With the Irish and Wolverines both projected to have poor seasons, the game Saturday is a must win for both teams. Effort, physical play, and determination should go a long way in determining the winner as the contest should be a low scoring affair decided in the waning moments.

Offense

1. Establish the run. As was true
last week and will be true all season, Notre Dame must run the ball successfully to be consistently effective on offense. The running game chews the clock, wears down the defense, opens up play action, and takes pressure off quarterback Jimmy Clausen and the passing game. As Michigan has one of the more talented defenses on the Irish schedule, running the ball well is paramount to success on offense for Notre Dame.

2. Minimize mistakes. If the Irish can avoid the offensive mistakes that plagued them through three quarters of play against San Diego State they should win the game.

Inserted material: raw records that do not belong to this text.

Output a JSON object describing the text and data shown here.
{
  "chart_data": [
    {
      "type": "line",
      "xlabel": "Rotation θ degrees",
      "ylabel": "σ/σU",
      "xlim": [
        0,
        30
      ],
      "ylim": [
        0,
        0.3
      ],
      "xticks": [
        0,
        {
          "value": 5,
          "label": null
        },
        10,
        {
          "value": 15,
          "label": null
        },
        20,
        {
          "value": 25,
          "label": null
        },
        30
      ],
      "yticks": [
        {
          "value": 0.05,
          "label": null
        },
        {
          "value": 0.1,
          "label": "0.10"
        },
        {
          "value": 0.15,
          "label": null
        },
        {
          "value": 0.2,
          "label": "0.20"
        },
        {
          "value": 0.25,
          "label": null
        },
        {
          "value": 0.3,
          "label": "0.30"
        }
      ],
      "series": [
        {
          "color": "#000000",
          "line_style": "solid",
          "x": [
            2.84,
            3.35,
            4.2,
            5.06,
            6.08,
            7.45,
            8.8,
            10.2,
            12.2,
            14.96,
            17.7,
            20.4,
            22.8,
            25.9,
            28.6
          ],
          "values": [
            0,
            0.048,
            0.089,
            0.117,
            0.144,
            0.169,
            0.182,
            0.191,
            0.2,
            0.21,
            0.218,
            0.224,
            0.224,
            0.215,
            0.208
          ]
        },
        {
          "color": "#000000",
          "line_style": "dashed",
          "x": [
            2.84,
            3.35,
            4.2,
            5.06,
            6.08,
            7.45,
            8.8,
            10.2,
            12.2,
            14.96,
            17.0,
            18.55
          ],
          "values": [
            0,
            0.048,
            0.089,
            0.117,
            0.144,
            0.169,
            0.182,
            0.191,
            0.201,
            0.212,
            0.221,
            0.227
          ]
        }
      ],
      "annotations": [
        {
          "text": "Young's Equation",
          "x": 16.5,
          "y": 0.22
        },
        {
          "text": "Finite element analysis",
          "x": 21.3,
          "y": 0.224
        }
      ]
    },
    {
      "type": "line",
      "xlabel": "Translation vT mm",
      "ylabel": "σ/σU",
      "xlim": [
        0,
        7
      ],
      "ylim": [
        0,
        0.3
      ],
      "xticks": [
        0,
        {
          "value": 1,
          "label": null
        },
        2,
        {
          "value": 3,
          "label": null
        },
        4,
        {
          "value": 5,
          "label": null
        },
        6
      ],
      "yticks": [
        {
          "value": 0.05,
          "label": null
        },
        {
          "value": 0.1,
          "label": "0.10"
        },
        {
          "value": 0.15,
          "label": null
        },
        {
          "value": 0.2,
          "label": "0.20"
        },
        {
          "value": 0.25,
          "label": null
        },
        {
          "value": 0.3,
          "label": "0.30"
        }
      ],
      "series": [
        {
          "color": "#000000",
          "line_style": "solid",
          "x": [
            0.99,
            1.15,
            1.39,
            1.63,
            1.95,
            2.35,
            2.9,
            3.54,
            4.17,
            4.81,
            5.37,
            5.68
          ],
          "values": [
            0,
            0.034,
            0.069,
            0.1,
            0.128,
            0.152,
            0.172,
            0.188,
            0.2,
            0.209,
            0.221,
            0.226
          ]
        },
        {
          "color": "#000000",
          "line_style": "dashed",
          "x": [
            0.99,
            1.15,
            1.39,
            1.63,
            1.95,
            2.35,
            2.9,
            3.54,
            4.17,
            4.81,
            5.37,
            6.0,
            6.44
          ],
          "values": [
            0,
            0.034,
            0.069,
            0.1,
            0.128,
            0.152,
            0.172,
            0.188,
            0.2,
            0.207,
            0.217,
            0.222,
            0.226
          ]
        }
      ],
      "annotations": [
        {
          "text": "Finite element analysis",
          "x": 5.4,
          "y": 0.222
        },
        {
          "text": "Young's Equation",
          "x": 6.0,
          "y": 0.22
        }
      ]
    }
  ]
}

Turnovers, poor execution on third down
and missed opportunities in the red zone nearly cost them the game.

3. Execute the screen and draw game. If the Michigan coaching staff is worth anything they will lock down on the edge, put eight in the box, stop the run, and apply pressure to Clausen on obvious passing downs. The Irish passing game showed improvement against San Diego State, but the performance carries an asterisk as the Aztecs aren’t a good defense. To slow the pass rush and prevent Michigan from blindly rushing the passer the Irish offense must give them pause.

Defense

1. Tackle well in the open field. Like last week
the Notre Dame defense must tackle well to prevent long gains and get the Michigan offense off the field. Michigan head coach Rich Rodriguez will make every attempt to get his offensive players the ball in space, one-on-one with an Irish defender. Notre Dame must tackle well to stop the Wolverine offense.

2. Call off the dogs. The Irish don’t have to stop blitzing all together but caution is advised. Multiple times against San Diego State Irish defenders took themselve out of the play by blitzing with little control. The zone-read is tough to stop, if the Irish blitz and take themselves out of position they could be in for a long day.

3. Help from the reserves. This figures to be a physical game and with Michigan spreading the field the Irish will frequently play nickel and dime packages. The secondary needs help from backups Robert Blanton and Gary Gray and the defensive line needs help from reserves Ethan Johnson and Maurice Richardson. This should keep players fresh and help executing tackles in open space.